Échange des billets au Mali: le symptôme d’un système sous tension

Dans les marchés animés de Bamako comme dans les villes de l’intérieur, une scène banale révèle un malaise profond: un billet usé est refusé, donnant lieu à négociation ou à l’intervention d’un intermédiaire contre commission. Ce geste quotidien traduit une réalité préoccupante: au Mali, la monnaie elle-même devient objet de marchandage.

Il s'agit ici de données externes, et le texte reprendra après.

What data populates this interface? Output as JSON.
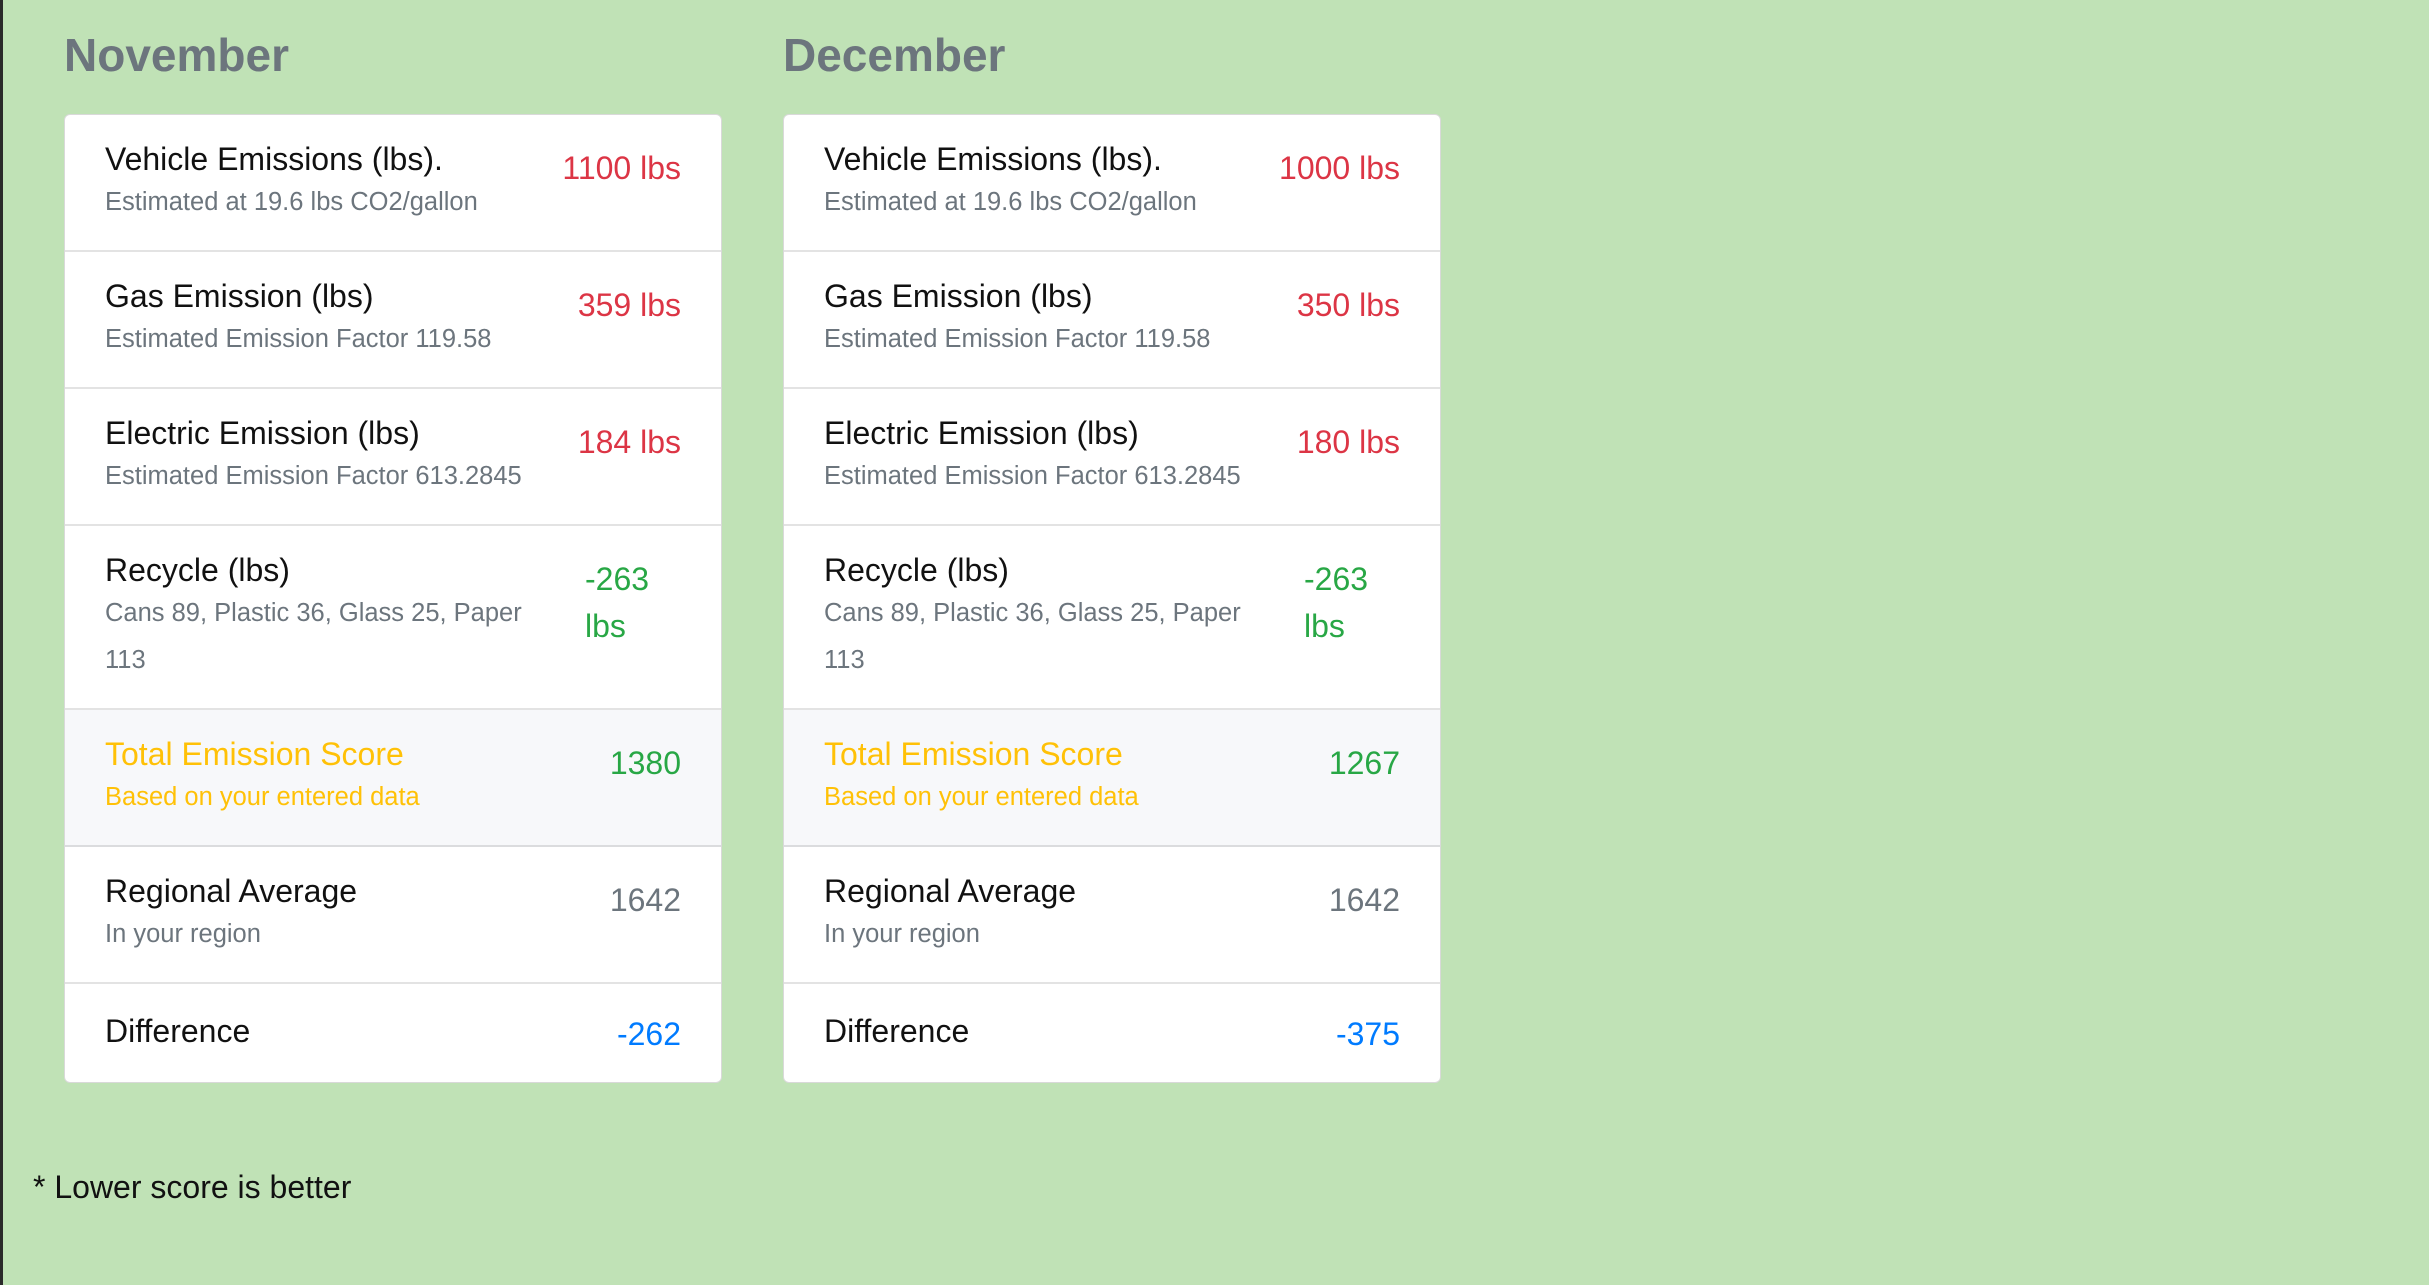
{
  "months": [
    {
      "name": "November",
      "vehicle": {
        "title": "Vehicle Emissions (lbs).",
        "sub": "Estimated at 19.6 lbs CO2/gallon",
        "value": "1100 lbs"
      },
      "gas": {
        "title": "Gas Emission (lbs)",
        "sub": "Estimated Emission Factor 119.58",
        "value": "359 lbs"
      },
      "electric": {
        "title": "Electric Emission (lbs)",
        "sub": "Estimated Emission Factor 613.2845",
        "value": "184 lbs"
      },
      "recycle": {
        "title": "Recycle (lbs)",
        "sub": "Cans 89, Plastic 36, Glass 25, Paper 113",
        "value": "-263 lbs"
      },
      "total": {
        "title": "Total Emission Score",
        "sub": "Based on your entered data",
        "value": "1380"
      },
      "regional": {
        "title": "Regional Average",
        "sub": "In your region",
        "value": "1642"
      },
      "difference": {
        "title": "Difference",
        "value": "-262"
      }
    },
    {
      "name": "December",
      "vehicle": {
        "title": "Vehicle Emissions (lbs).",
        "sub": "Estimated at 19.6 lbs CO2/gallon",
        "value": "1000 lbs"
      },
      "gas": {
        "title": "Gas Emission (lbs)",
        "sub": "Estimated Emission Factor 119.58",
        "value": "350 lbs"
      },
      "electric": {
        "title": "Electric Emission (lbs)",
        "sub": "Estimated Emission Factor 613.2845",
        "value": "180 lbs"
      },
      "recycle": {
        "title": "Recycle (lbs)",
        "sub": "Cans 89, Plastic 36, Glass 25, Paper 113",
        "value": "-263 lbs"
      },
      "total": {
        "title": "Total Emission Score",
        "sub": "Based on your entered data",
        "value": "1267"
      },
      "regional": {
        "title": "Regional Average",
        "sub": "In your region",
        "value": "1642"
      },
      "difference": {
        "title": "Difference",
        "value": "-375"
      }
    }
  ],
  "footnote": "* Lower score is better",
  "colors": {
    "background": "#c0e2b6",
    "emission_value": "#dc3545",
    "reduction_value": "#28a745",
    "total_label": "#ffc107",
    "difference_value": "#007bff"
  }
}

En théorie, tout billet émis par la Banque Centrale des États de l’Afrique de l’Ouest conserve sa valeur légale s’il est identifiable, et peut être échangé via des guichets officiels. Mais dans la pratique, de nombreux commerçants refusent les coupures abîmées, en dépit de l’illégalité de ce comportement. Ce décalage entre la règle et la réalité a favorisé l’émergence d’un marché parallèle.
Des cambistes y échangent des billets « indésirables » contre d’autres jugés acceptables, moyennant une commission. Une situation paradoxale où l’on paie pour transformer un billet… en un autre de même valeur. La monnaie cesse ainsi d’être un simple outil d’échange pour devenir un objet de spéculation, portée par le rejet des billets usés et la rareté des billets neufs.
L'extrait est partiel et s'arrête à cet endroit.